Pair-program with a live, running re-frame2 application. Attach via nREPL, inspect any frame's app-db, dispatch events, hot-swap handlers, walk epochs, and read the trace stream — through re-frame2's own Tool-Pair contract, no re-frame-10x dependency.

What it does

The re-frame-pair2 skill is the AI pair-programming companion for a running re-frame2 app. The app is up behind shadow-cljs watch; the skill attaches to its nREPL session in :cljs mode and operates on the live runtime — not just static source files.

Three primitives carry the skill's agency, all part of re-frame2's Tool-Pair Spec:

  1. The REPL — ClojureScript forms evaluated against the real app, usually through helpers in the injected re-frame-pair2.runtime namespace.
  2. The trace stream(rf/register-trace-cb id cb) for live trace events; (rf/trace-buffer opts) for the retain-N ring of recent events.
  3. The epoch history(rf/epoch-history frame-id) returns the per-frame ring of :rf/epoch-record values, each carrying :db-before, :db-after, :trace-events, and the assembled :sub-runs / :renders / :effects projections.

The skill is multi-frame aware (Spec 002 — most apps run with one frame, larger apps run several). It registers exactly one trace listener (:re-frame-pair2) and one epoch listener (:re-frame-pair2-epoch) so it coexists with other tools (e.g. re-frame-10x v2) on the same bus. Mutating ops refuse with :ambiguous-frame when the operating frame is unclear.

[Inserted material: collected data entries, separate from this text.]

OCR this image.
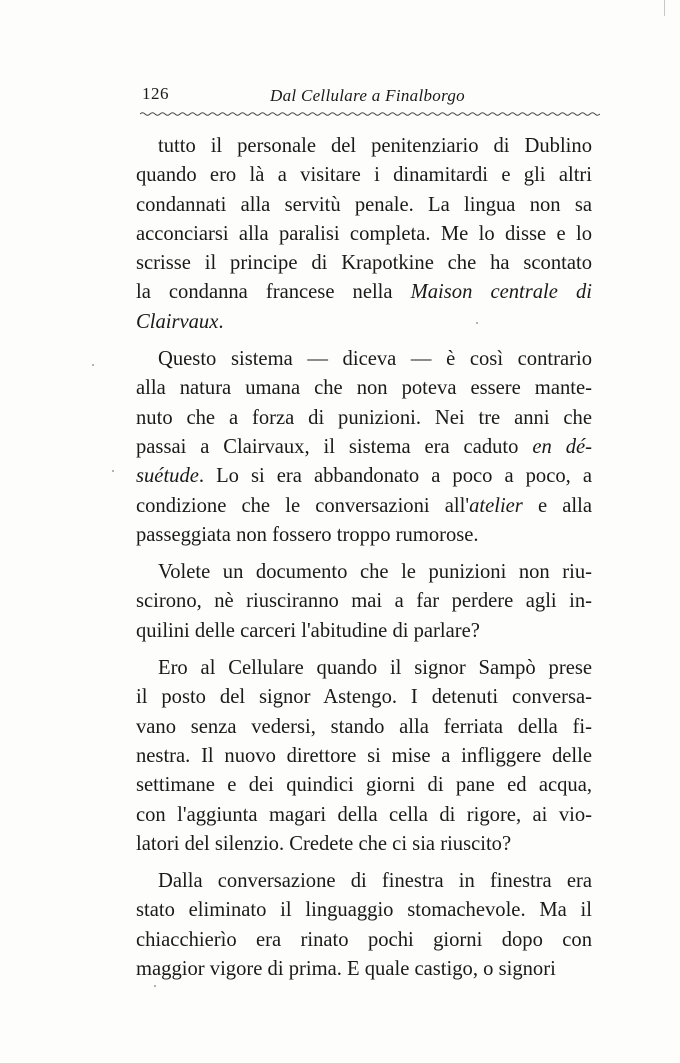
126	Dal Cellulare a Finalborgo
tutto il personale del penitenziario di Dublino
quando ero là a visitare i dinamitardi e gli altri
condannati alla servitù penale. La lingua non sa
acconciarsi alla paralisi completa. Me lo disse e lo
scrisse il principe di Krapotkine che ha scontato
la condanna francese nella Maison centrale di
Clairvaux.
Questo sistema — diceva — è così contrario
alla natura umana che non poteva essere mante-
nuto che a forza di punizioni. Nei tre anni che
passai a Clairvaux, il sistema era caduto en dé-
suétude. Lo si era abbandonato a poco a poco, a
condizione che le conversazioni all'atelier e alla
passeggiata non fossero troppo rumorose.
Volete un documento che le punizioni non riu-
scirono, nè riusciranno mai a far perdere agli in-
quilini delle carceri l'abitudine di parlare?
Ero al Cellulare quando il signor Sampò prese
il posto del signor Astengo. I detenuti conversa-
vano senza vedersi, stando alla ferriata della fi-
nestra. Il nuovo direttore si mise a infliggere delle
settimane e dei quindici giorni di pane ed acqua,
con l'aggiunta magari della cella di rigore, ai vio-
latori del silenzio. Credete che ci sia riuscito?
Dalla conversazione di finestra in finestra era
stato eliminato il linguaggio stomachevole. Ma il
chiacchierìo era rinato pochi giorni dopo con
maggior vigore di prima. E quale castigo, o signori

The cardinal rule: REPL changes are ephemeral, source edits are permanent. After any source edit, the skill waits on the hot-reload protocol before dispatching or tracing — otherwise you interact with the pre-reload code.

When to reach for it

Load this skill when the user mentions a running re-frame2 app, or any of: re-frame2, app-db, dispatch, subscribe, reg-event, reg-sub, reg-fx, reg-machine, frame, epoch, interceptor, sub-cache, trace-buffer, register-trace-cb!, register-epoch-cb!, restore-epoch, re-com, shadow-cljs — and the question is about the live runtime, not about writing new code.

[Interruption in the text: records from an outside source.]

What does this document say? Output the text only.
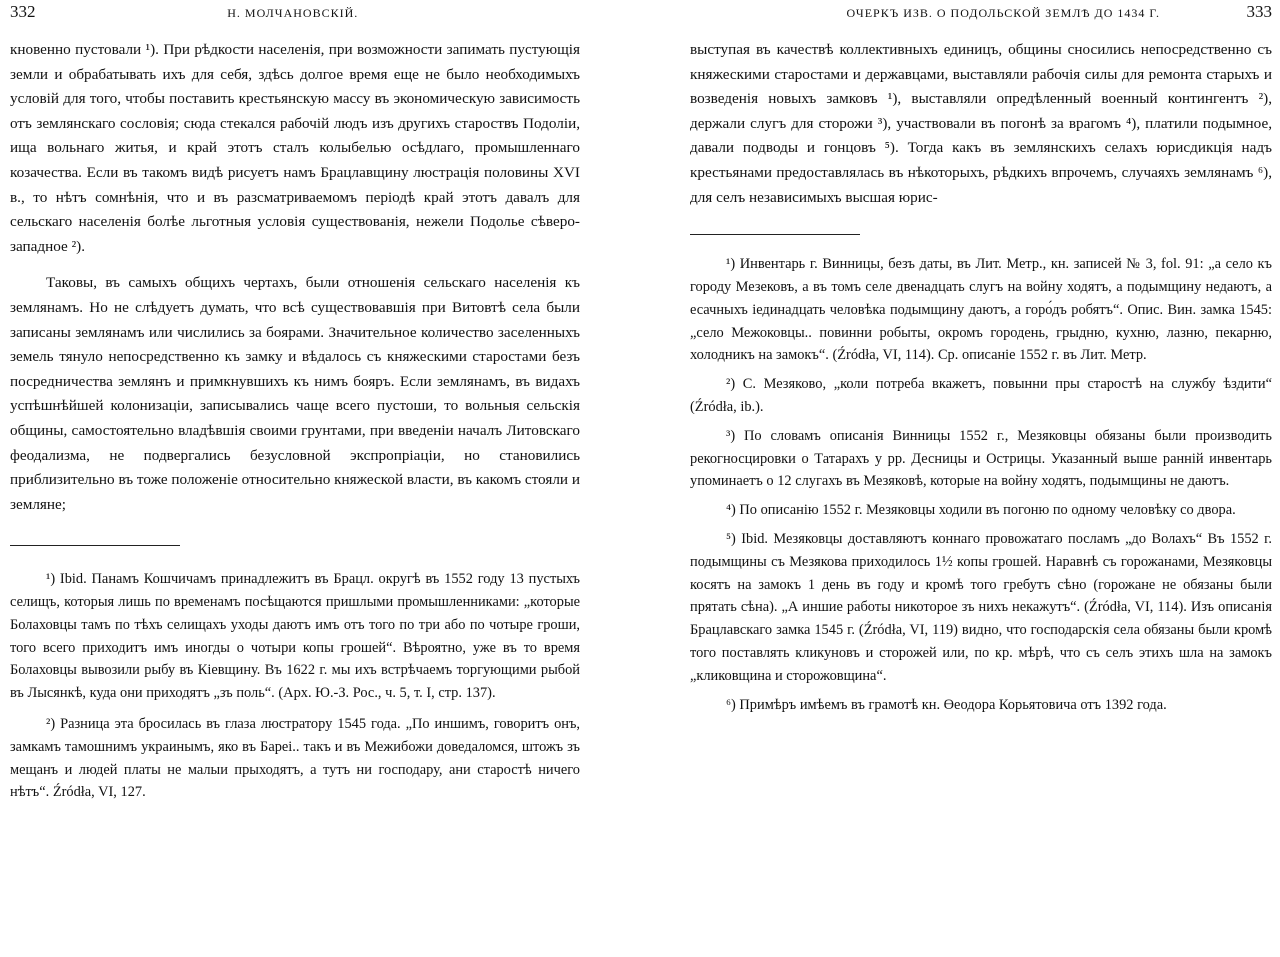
332	Н. МОЛЧАНОВСКІЙ.

кновенно пустовали ¹). При рѣдкости населенія, при возможности запимать пустующія земли и обрабатывать ихъ для себя, здѣсь долгое время еще не было необходимыхъ условій для того, чтобы поставить крестьянскую массу въ экономическую зависимость отъ землянскаго сословія; сюда стекался рабочій людъ изъ другихъ староствъ Подоліи, ища вольнаго житья, и край этотъ сталъ колыбелью осѣдлаго, промышленнаго козачества. Если въ такомъ видѣ рисуетъ намъ Брацлавщину люстрація половины XVI в., то нѣтъ сомнѣнія, что и въ разсматриваемомъ періодѣ край этотъ давалъ для сельскаго населенія болѣе льготныя условія существованія, нежели Подолье сѣверо-западное ²).

Таковы, въ самыхъ общихъ чертахъ, были отношенія сельскаго населенія къ землянамъ. Но не слѣдуетъ думать, что всѣ существовавшія при Витовтѣ села были записаны землянамъ или числились за боярами. Значительное количество заселенныхъ земель тянуло непосредственно къ замку и вѣдалось съ княжескими старостами безъ посредничества землянъ и примкнувшихъ къ нимъ бояръ. Если землянамъ, въ видахъ успѣшнѣйшей колонизаціи, записывались чаще всего пустоши, то вольныя сельскія общины, самостоятельно владѣвшія своими грунтами, при введеніи началъ Литовскаго феодализма, не подвергались безусловной экспропріаціи, но становились приблизительно въ тоже положеніе относительно княжеской власти, въ какомъ стояли и земляне;

¹) Ibid. Панамъ Кошчичамъ принадлежитъ въ Брацл. округѣ въ 1552 году 13 пустыхъ селищъ, которыя лишь по временамъ посѣщаются пришлыми промышленниками: „которые Болаховцы тамъ по тѣхъ селищахъ уходы даютъ имъ отъ того по три або по чотыре гроши, того всего приходитъ имъ иногды о чотыри копы грошей“. Вѣроятно, уже въ то время Болаховцы вывозили рыбу въ Кіевщину. Въ 1622 г. мы ихъ встрѣчаемъ торгующими рыбой въ Лысянкѣ, куда они приходятъ „зъ поль“. (Арх. Ю.-З. Рос., ч. 5, т. I, стр. 137).

²) Разница эта бросилась въ глаза люстратору 1545 года. „По иншимъ, говоритъ онъ, замкамъ тамошнимъ украинымъ, яко въ Бареі.. такъ и въ Межибожи доведаломся, штожъ зъ мещанъ и людей платы не малыи прыходятъ, а тутъ ни господару, ани старостѣ ничего нѣтъ“. Źródła, VI, 127.

ОЧЕРКЪ ИЗВ. О ПОДОЛЬСКОЙ ЗЕМЛѢ ДО 1434 Г.	333

выступая въ качествѣ коллективныхъ единицъ, общины сносились непосредственно съ княжескими старостами и державцами, выставляли рабочія силы для ремонта старыхъ и возведенія новыхъ замковъ ¹), выставляли опредѣленный военный контингентъ ²), держали слугъ для сторожи ³), участвовали въ погонѣ за врагомъ ⁴), платили подымное, давали подводы и гонцовъ ⁵). Тогда какъ въ землянскихъ селахъ юрисдикція надъ крестьянами предоставлялась въ нѣкоторыхъ, рѣдкихъ впрочемъ, случаяхъ землянамъ ⁶), для селъ независимыхъ высшая юрис-

¹) Инвентарь г. Винницы, безъ даты, въ Лит. Метр., кн. записей № 3, fol. 91: „а село къ городу Мезековъ, а въ томъ селе двенадцать слугъ на войну ходятъ, а подымщину недаютъ, а есачныхъ іединадцать человѣка подымщину даютъ, а горо́дъ робятъ“. Опис. Вин. замка 1545: „село Межоковцы.. повинни робыты, окромъ городень, грыдню, кухню, лазню, пекарню, холодникъ на замокъ“. (Źródła, VI, 114). Ср. описаніе 1552 г. въ Лит. Метр.

²) С. Мезяково, „коли потреба вкажетъ, повынни пры старостѣ на службу ѣздити“ (Źródła, ib.).

³) По словамъ описанія Винницы 1552 г., Мезяковцы обязаны были производить рекогносцировки о Татарахъ у рр. Десницы и Острицы. Указанный выше ранній инвентарь упоминаетъ о 12 слугахъ въ Мезяковѣ, которые на войну ходятъ, подымщины не даютъ.

⁴) По описанію 1552 г. Мезяковцы ходили въ погоню по одному человѣку со двора.

⁵) Ibid. Мезяковцы доставляютъ коннаго провожатаго посламъ „до Волахъ“ Въ 1552 г. подымщины съ Мезякова приходилось 1½ копы грошей. Наравнѣ съ горожанами, Мезяковцы косятъ на замокъ 1 день въ году и кромѣ того гребутъ сѣно (горожане не обязаны были прятать сѣна). „А иншие работы никоторое зъ нихъ некажутъ“. (Źródła, VI, 114). Изъ описанія Брацлавскаго замка 1545 г. (Źródła, VI, 119) видно, что господарскія села обязаны были кромѣ того поставлять кликуновъ и сторожей или, по кр. мѣрѣ, что съ селъ этихъ шла на замокъ „кликовщина и сторожовщина“.

⁶) Примѣръ имѣемъ въ грамотѣ кн. Өеодора Корьятовича отъ 1392 года.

Do not use this skill for:

Kickoff

Every session starts with discover-app — call the MCP tool when the re-frame-pair2-mcp server is installed (preferred — see Transport below), or the legacy bash shim scripts/discover-app.sh otherwise:

discover-app
# or, if the MCP server isn't configured for this agent host:
scripts/discover-app.sh

This locates the shadow-cljs nREPL port, connects, switches to :cljs mode for the running build, verifies re-frame2 is loaded with interop/debug-enabled? true, and injects the runtime namespace. Failures return a structured edn shape like {:ok? false :missing :re-frame2} which the skill reports verbatim and routes to the matching recovery in references/errors.md.

Transport

Two transports ship with the skill:

  • MCP server (preferred) — @day8/re-frame-pair2-mcp, an npm-installable stdio JSON-RPC server holding one persistent nREPL connection per session. Per-op latency ~5–50ms. Install via npm install -g @day8/re-frame-pair2-mcp and add to your agent host's MCP config. Source: tools/pair2-mcp/.
  • Bash shims (deprecated, kept for back-compat) — one bash script per op, each spawning bash → babashka → fresh nREPL connect per call. Per-op latency ~700ms. Use only when the MCP server isn't available in the current agent host.

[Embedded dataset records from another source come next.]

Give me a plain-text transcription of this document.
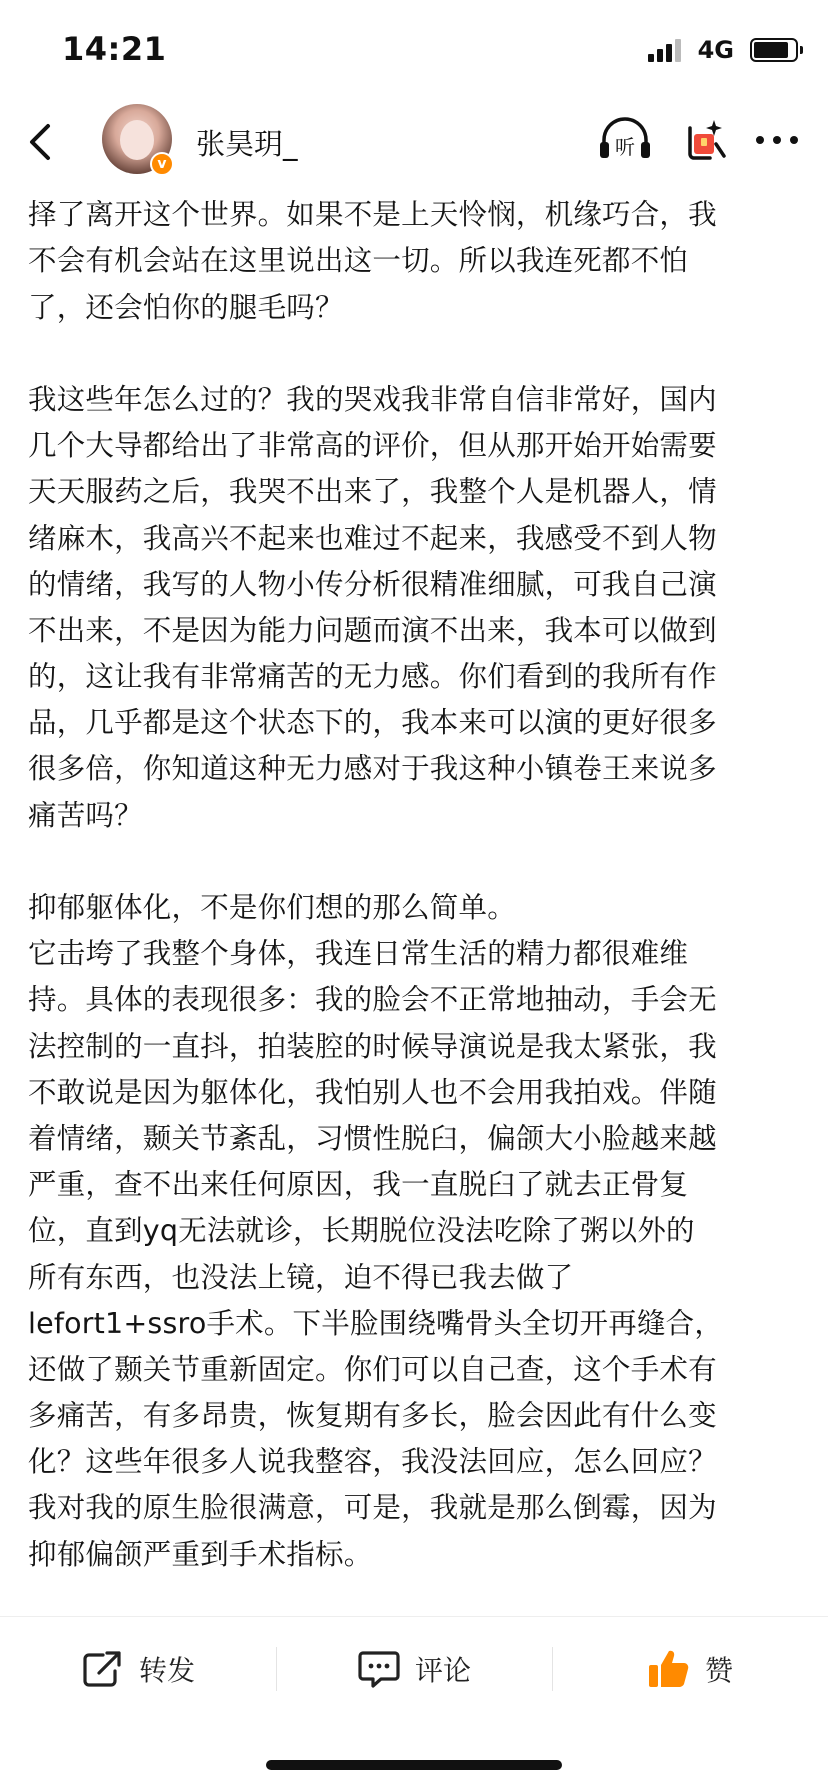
14:21	4G
v
张昊玥_	听
择了离开这个世界。如果不是上天怜悯，机缘巧合，我
不会有机会站在这里说出这一切。所以我连死都不怕
了，还会怕你的腿毛吗？
我这些年怎么过的？我的哭戏我非常自信非常好，国内
几个大导都给出了非常高的评价，但从那开始开始需要
天天服药之后，我哭不出来了，我整个人是机器人，情
绪麻木，我高兴不起来也难过不起来，我感受不到人物
的情绪，我写的人物小传分析很精准细腻，可我自己演
不出来，不是因为能力问题而演不出来，我本可以做到
的，这让我有非常痛苦的无力感。你们看到的我所有作
品，几乎都是这个状态下的，我本来可以演的更好很多
很多倍，你知道这种无力感对于我这种小镇卷王来说多
痛苦吗？
抑郁躯体化，不是你们想的那么简单。
它击垮了我整个身体，我连日常生活的精力都很难维
持。具体的表现很多：我的脸会不正常地抽动，手会无
法控制的一直抖，拍装腔的时候导演说是我太紧张，我
不敢说是因为躯体化，我怕别人也不会用我拍戏。伴随
着情绪，颞关节紊乱，习惯性脱臼，偏颌大小脸越来越
严重，查不出来任何原因，我一直脱臼了就去正骨复
位，直到yq无法就诊，长期脱位没法吃除了粥以外的
所有东西，也没法上镜，迫不得已我去做了
lefort1+ssro手术。下半脸围绕嘴骨头全切开再缝合，
还做了颞关节重新固定。你们可以自己查，这个手术有
多痛苦，有多昂贵，恢复期有多长，脸会因此有什么变
化？这些年很多人说我整容，我没法回应，怎么回应？
我对我的原生脸很满意，可是，我就是那么倒霉，因为
抑郁偏颌严重到手术指标。
转发	评论	赞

The op vocabulary is identical across transports; pick whichever your session has wired up.

To force-load in Claude Code:

/skill re-frame-pair2

After connect, work in structured ops (read, write, trace, DOM bridge, watch, hot-reload, time-travel) rather than ad-hoc repl/eval — the escape hatch is available for probes that don't fit the catalogue.